Try using it again when you have juices that you don't like loaded. Maybe it will have the reverse effect

Reactions: Winner 1 | Funny 2


----------



## annemarievdh (8/8/14)

Yiannaki said:


> Try using it again when you have juices that you don't like loaded. Maybe it will have the reverse effect


 
Hahahaha will keep that in mind


----------



## MarkK (8/8/14)

lol @Yiannaki its funny what you say but its probably 100% true lol, @annemarievdh will probably love the juices she used to hate 

This flavours perception thing is still puzzling me every single day lol.

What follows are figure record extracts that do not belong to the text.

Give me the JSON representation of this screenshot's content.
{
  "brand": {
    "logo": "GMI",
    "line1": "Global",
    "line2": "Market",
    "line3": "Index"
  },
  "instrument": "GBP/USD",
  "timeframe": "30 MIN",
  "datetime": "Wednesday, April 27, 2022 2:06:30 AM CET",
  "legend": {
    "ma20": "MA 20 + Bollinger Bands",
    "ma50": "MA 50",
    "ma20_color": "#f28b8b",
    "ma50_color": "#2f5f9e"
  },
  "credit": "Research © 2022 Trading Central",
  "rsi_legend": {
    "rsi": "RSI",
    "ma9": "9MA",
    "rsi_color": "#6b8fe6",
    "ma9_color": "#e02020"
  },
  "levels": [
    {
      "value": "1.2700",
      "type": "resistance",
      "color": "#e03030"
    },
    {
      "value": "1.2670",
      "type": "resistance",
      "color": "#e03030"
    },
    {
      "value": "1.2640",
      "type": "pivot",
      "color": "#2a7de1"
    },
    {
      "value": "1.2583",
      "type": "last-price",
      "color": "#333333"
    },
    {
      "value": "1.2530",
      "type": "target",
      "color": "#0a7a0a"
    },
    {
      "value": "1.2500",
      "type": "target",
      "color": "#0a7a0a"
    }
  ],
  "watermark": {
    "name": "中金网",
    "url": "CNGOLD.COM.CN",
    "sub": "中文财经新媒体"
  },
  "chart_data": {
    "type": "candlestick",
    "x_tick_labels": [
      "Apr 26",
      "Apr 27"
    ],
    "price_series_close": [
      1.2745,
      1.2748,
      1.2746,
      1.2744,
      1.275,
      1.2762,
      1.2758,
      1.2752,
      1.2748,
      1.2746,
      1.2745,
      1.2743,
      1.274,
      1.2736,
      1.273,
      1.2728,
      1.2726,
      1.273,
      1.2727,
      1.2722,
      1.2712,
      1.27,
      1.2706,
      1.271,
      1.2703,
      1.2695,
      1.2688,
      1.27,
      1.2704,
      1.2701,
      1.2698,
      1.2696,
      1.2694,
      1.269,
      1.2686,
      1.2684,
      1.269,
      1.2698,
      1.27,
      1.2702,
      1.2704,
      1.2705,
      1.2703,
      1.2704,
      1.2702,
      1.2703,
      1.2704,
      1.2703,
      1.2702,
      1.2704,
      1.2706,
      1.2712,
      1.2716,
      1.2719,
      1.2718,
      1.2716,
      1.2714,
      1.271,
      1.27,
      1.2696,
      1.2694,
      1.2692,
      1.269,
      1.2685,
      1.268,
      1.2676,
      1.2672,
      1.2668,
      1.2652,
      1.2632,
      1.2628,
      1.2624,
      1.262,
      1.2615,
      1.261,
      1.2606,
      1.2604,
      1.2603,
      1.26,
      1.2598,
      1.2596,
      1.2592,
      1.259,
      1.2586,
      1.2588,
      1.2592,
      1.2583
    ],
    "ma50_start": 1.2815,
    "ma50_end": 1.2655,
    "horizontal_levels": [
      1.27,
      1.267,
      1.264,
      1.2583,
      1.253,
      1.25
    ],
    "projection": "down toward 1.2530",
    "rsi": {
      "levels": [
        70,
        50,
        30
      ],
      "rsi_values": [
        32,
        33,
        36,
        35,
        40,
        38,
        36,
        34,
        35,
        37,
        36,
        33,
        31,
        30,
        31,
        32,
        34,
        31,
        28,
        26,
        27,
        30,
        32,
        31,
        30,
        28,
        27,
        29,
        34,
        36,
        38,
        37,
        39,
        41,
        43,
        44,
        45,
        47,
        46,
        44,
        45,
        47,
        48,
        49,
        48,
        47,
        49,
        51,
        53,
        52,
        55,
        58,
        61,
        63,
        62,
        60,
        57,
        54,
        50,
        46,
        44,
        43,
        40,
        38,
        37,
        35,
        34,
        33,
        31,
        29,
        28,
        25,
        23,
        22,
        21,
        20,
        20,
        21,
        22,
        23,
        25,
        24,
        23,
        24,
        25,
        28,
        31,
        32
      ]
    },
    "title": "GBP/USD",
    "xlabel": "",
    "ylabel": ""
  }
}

Reactions: Like 1 | Agree 1


----------



## annemarievdh (8/8/14)

MarkK said:


> lol @Yiannaki its funny what you say but its probably 100% true lol, @annemarievdh will probably love the juices she used to hate
> 
> This flavours perception thing is still puzzling me every single day lol.


 
Your not alone with the being puzzled

Reactions: Like 1 | Funny 1


----------



## Nightfearz (8/8/14)

I went to the Health shop about a week ago to buy my vitamins and stuff, whilst there I felt thirsty, so I bought a "health" drink with now sugar (but obviously sweetened by something). The after taste of whatever they used to sweeten it stuck around and violated my taste and olfactory senses for the rest of the day. Every mouthful of vaper simply tasted like bitter sweetener.

Reactions: Like 1


----------



## annemarievdh (8/8/14)

That is so weird

Reactions: Agree 1


----------



## Imthiaz Khan (8/8/14)

I have noticed any difference in taste of the juices after brushing.
Any specific toothpastes that does this?
I normally use aquafresh and sometimes colgate.


----------



## annemarievdh (8/8/14)

Imthiaz Khan said:


> I have noticed any difference in taste of the juices after brushing.
> Any specific toothpastes that does this?
> I normally use aquafresh and sometimes colgate.


 
Its aquafresh that gives me the souer taste and doesnt last longer than an houer than I have to go brush again becouse my mouth feels durty. The one that gives me the souwer taste now is Pepsodent Complete 8. I'm gona stick Colgate


----------



## Derick (8/8/14)

Even scientists don't really know 

http://health.howstuffworks.com/mental-health/human-nature/perception/orange-juice-toothpaste.htm

Reactions: Like 1


----------



## annemarievdh (8/8/14)

Derick said:


> Even scientists don't really know
> 
> http://health.howstuffworks.com/mental-health/human-nature/perception/orange-juice-toothpaste.htm


 
Haha thank you @Derick !! As always you are the guru that gets us an answer or in this case a confirmation that there is no answer


----------